A gente cresce ouvindo que os 'melhores comportamentos' – aquelas pessoas que são grandes de verdade - são aquelas que agem de forma socialmente claras e definidas como tal. Ou seja, investimento bom é aquele que você sabe nomear certinho — cursou a faculdade certa, fez o networking certo, seguiu o passo a passo, decorou o discurso, apresentou o diploma na hora exata, disse a palavra que os outros esperavam ouvir... enfim.

E no dia a dia isso se repete o tempo todo: no trabalho, é quem sabe apresentar o relatório bonito; na família, é quem sabe dizer a frase certa na hora certa; na saúde, é quem posta a rotina de treino; nos estudos, é quem tira nota alta sem necessariamente reter nada; nas redes, é quem sabe narrar bem o próprio esforço.

Imagina uma banca de avaliação, dessas de resultado no papel, com gente respeitada socialmente, de currículo robusto sentada esperando a nota — cada um carregando o comprovante formal do que aprendeu, do que sentiu, de como se expressou, do que seguiu, do que cumpriu direitinho.
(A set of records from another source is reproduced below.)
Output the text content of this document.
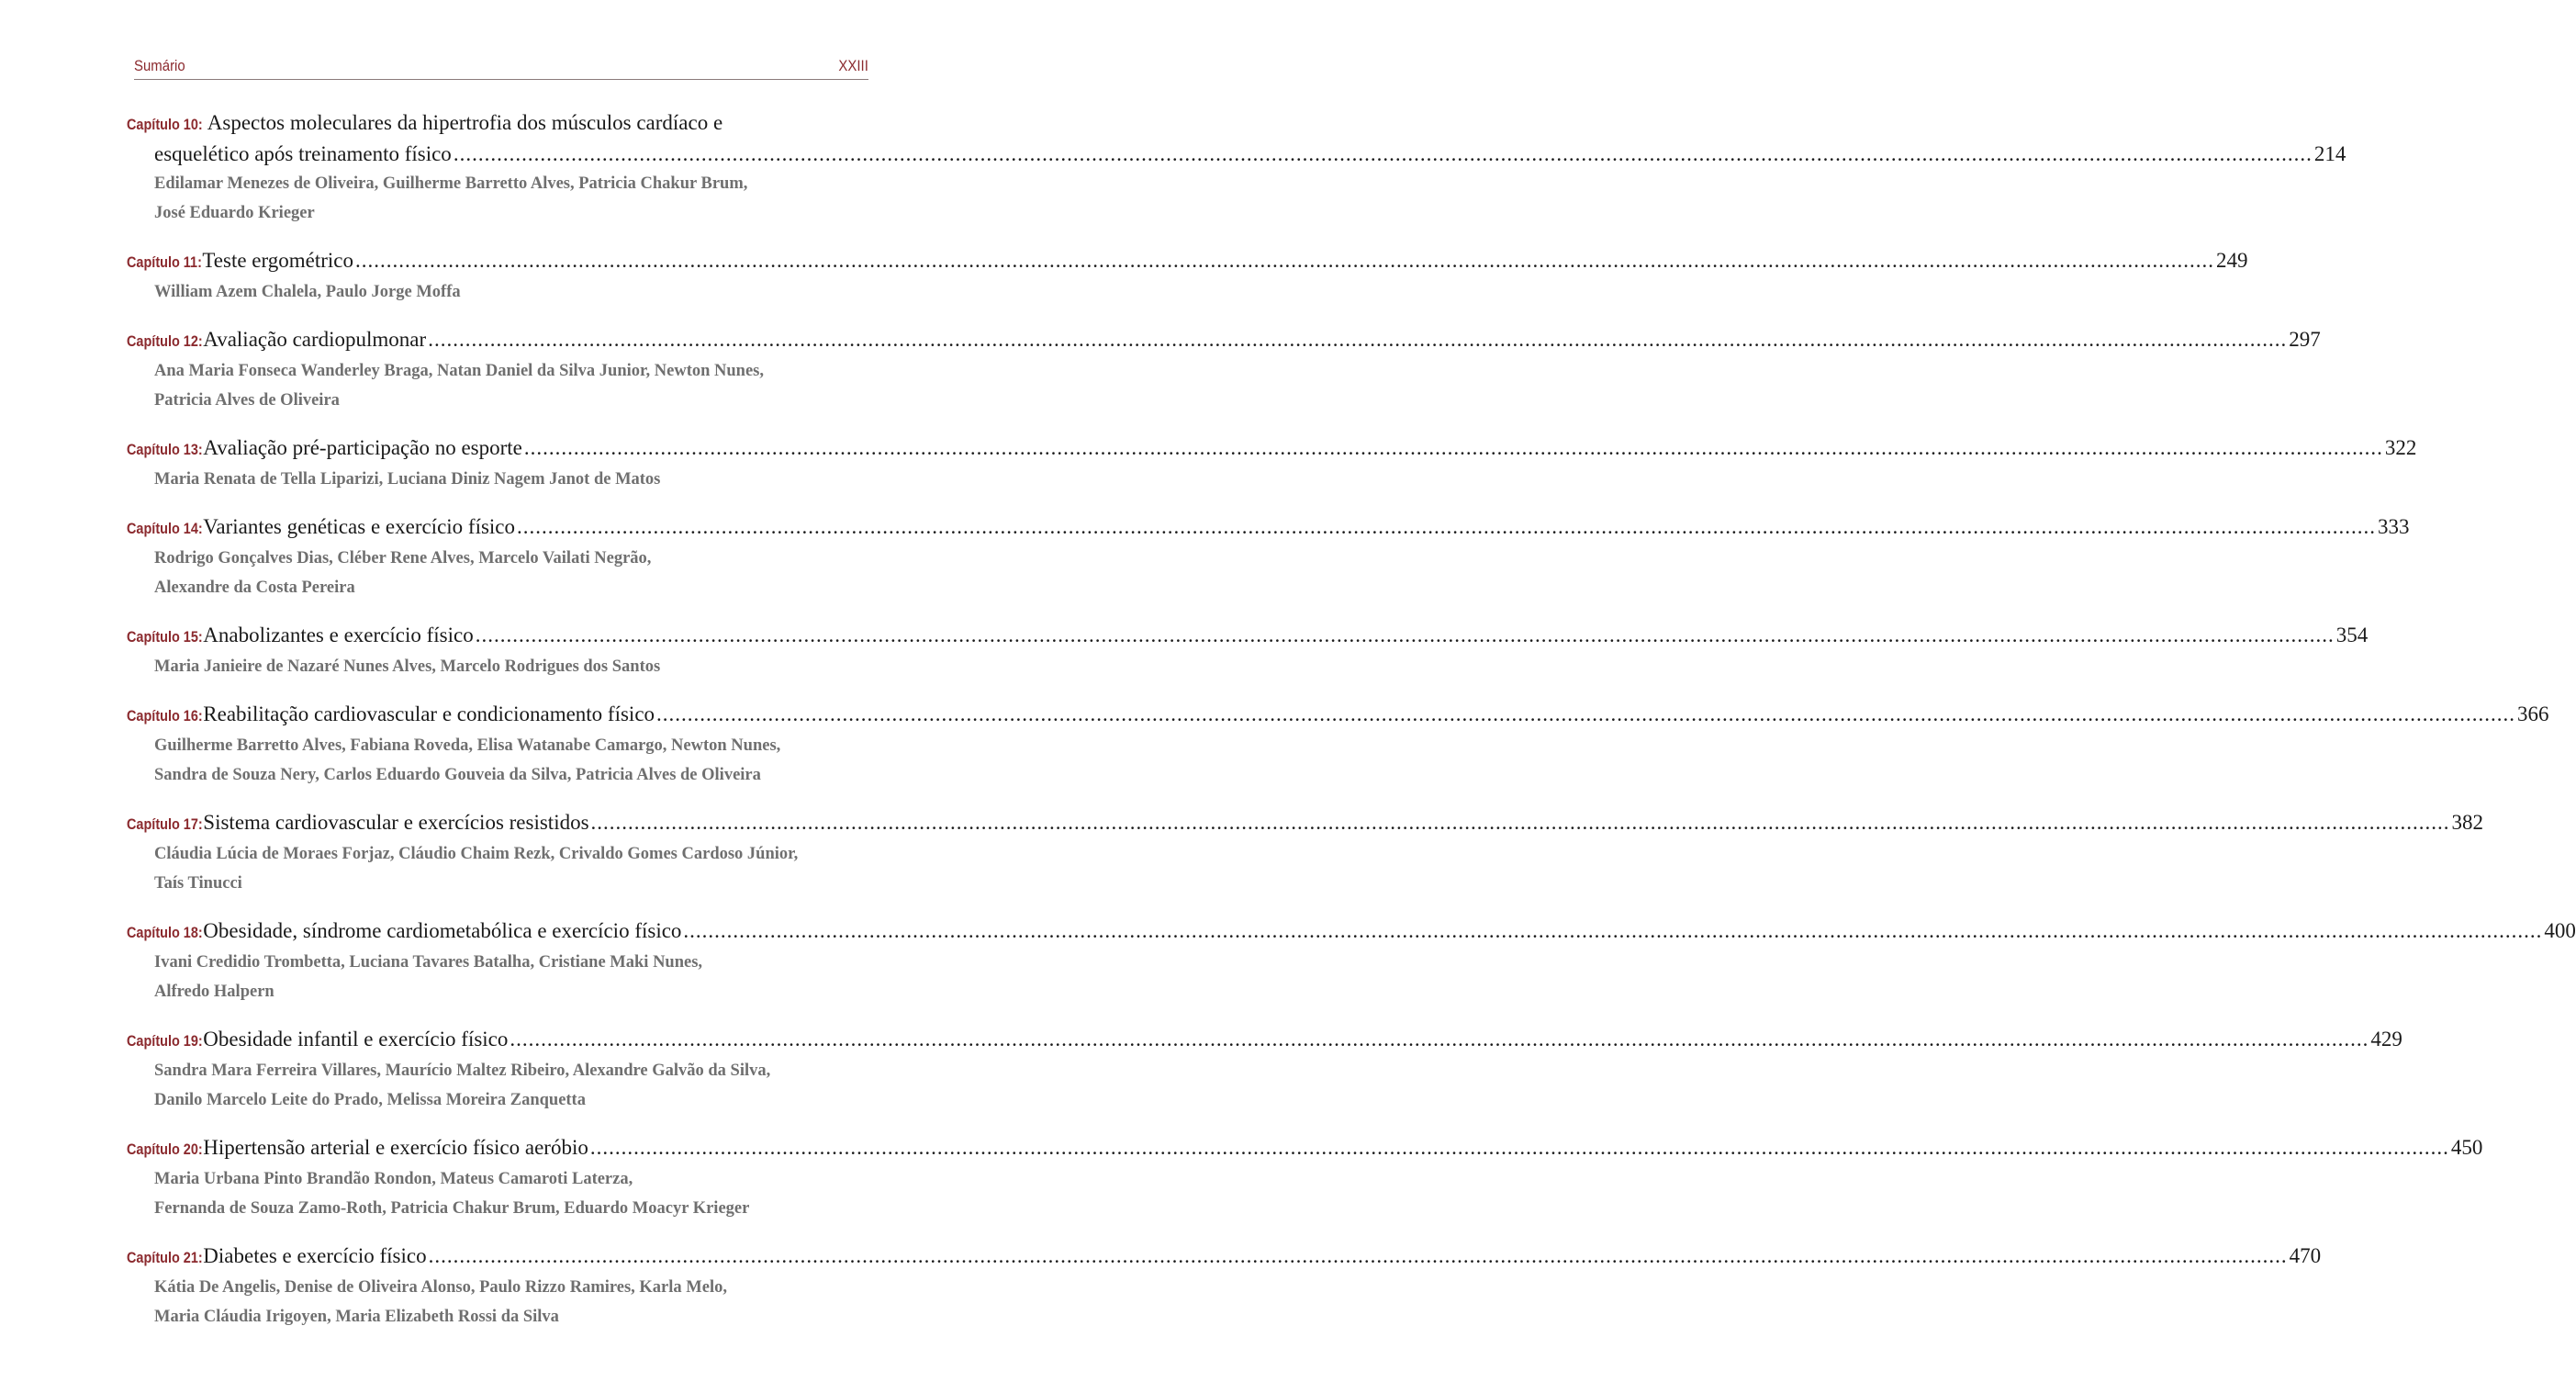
Sumário	XXIII
Capítulo 10: Aspectos moleculares da hipertrofia dos músculos cardíaco e
esquelético após treinamento físico ............................................................................................................................................................................................................................................................................................................ 214
Edilamar Menezes de Oliveira, Guilherme Barretto Alves, Patricia Chakur Brum,
José Eduardo Krieger
Capítulo 11: Teste ergométrico ............................................................................................................................................................................................................................................................................................................ 249
William Azem Chalela, Paulo Jorge Moffa
Capítulo 12: Avaliação cardiopulmonar ............................................................................................................................................................................................................................................................................................................ 297
Ana Maria Fonseca Wanderley Braga, Natan Daniel da Silva Junior, Newton Nunes,
Patricia Alves de Oliveira
Capítulo 13: Avaliação pré-participação no esporte ............................................................................................................................................................................................................................................................................................................ 322
Maria Renata de Tella Liparizi, Luciana Diniz Nagem Janot de Matos
Capítulo 14: Variantes genéticas e exercício físico ............................................................................................................................................................................................................................................................................................................ 333
Rodrigo Gonçalves Dias, Cléber Rene Alves, Marcelo Vailati Negrão,
Alexandre da Costa Pereira
Capítulo 15: Anabolizantes e exercício físico ............................................................................................................................................................................................................................................................................................................ 354
Maria Janieire de Nazaré Nunes Alves, Marcelo Rodrigues dos Santos
Capítulo 16: Reabilitação cardiovascular e condicionamento físico ............................................................................................................................................................................................................................................................................................................ 366
Guilherme Barretto Alves, Fabiana Roveda, Elisa Watanabe Camargo, Newton Nunes,
Sandra de Souza Nery, Carlos Eduardo Gouveia da Silva, Patricia Alves de Oliveira
Capítulo 17: Sistema cardiovascular e exercícios resistidos ............................................................................................................................................................................................................................................................................................................ 382
Cláudia Lúcia de Moraes Forjaz, Cláudio Chaim Rezk, Crivaldo Gomes Cardoso Júnior,
Taís Tinucci
Capítulo 18: Obesidade, síndrome cardiometabólica e exercício físico ............................................................................................................................................................................................................................................................................................................ 400
Ivani Credidio Trombetta, Luciana Tavares Batalha, Cristiane Maki Nunes,
Alfredo Halpern
Capítulo 19: Obesidade infantil e exercício físico ............................................................................................................................................................................................................................................................................................................ 429
Sandra Mara Ferreira Villares, Maurício Maltez Ribeiro, Alexandre Galvão da Silva,
Danilo Marcelo Leite do Prado, Melissa Moreira Zanquetta
Capítulo 20: Hipertensão arterial e exercício físico aeróbio ............................................................................................................................................................................................................................................................................................................ 450
Maria Urbana Pinto Brandão Rondon, Mateus Camaroti Laterza,
Fernanda de Souza Zamo-Roth, Patricia Chakur Brum, Eduardo Moacyr Krieger
Capítulo 21: Diabetes e exercício físico ............................................................................................................................................................................................................................................................................................................ 470
Kátia De Angelis, Denise de Oliveira Alonso, Paulo Rizzo Ramires, Karla Melo,
Maria Cláudia Irigoyen, Maria Elizabeth Rossi da Silva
E do lado, alguém que nunca conseguiu nem terminar de estudar o "conteúdo oficial", que se atrapalha até pra explicar bem as ações e comportamentos que empreendeu, apenas fez! Ou seja, alguém que não sabe explicar, repetir e até mesmo compreender a doutrina ou filosofia do jeito socialmente esperado. Será que essa mesma pessoa, na prática, foi quem mais absorveu e mais devolveu o que aprendeu da vida? Agora vamos imaginar se a banca não pergunta qual a resposta mais adequada socialmente, mas sim, quais os comportamentos e ações empreendidas durante a vida e julga quais delas têm maior alinhamento com os conteúdos. Aproveitando a analogia do investimento x retorno: "o que sobrou de você depois de gasto".

É tipo aquele aluno que não tira a nota mais alta da prova — às vezes nem sabe explicar a matéria do jeito acadêmico — mas é o único que, um ano depois, ainda usa o que aprendeu pra resolver problema de verdade, enquanto o que tirou dez já esqueceu tudo assim que saiu da sala. O exame que dá mais bônus não é o que tem mais gabarito certo. É o exame de quem mais evoluiu com o que teve.

Ora, cabe aqui então uma reflexão: será que a ignorância do que é socialmente esperado — o roteiro, a etiqueta, o "jeito certo de fazer" — chega a ser, de fato, motivo suficiente pra alguém não ter feito o melhor que podia fazer? Porque tem gente que INVESTE tempo DECORANDO o PROTOCOLO e tem gente que INVESTE tempo FAZENDO o que PRECISA ser feito — e só um desses dois tipos de investimento RETORNA quando a conta fecha de verdade. Um sabe descrever o que fez. O outro só fez. CONHECER a REGRA não é a mesma coisa que CUMPRIR o que IMPORTA — e a vida, ao que parece, retorna mais as ações do que às repetições de conceitos.

Se hoje alguém pesasse o que você investiu de verdade — não o que você sabe explicar, mas o que você fez — quanto sobraria?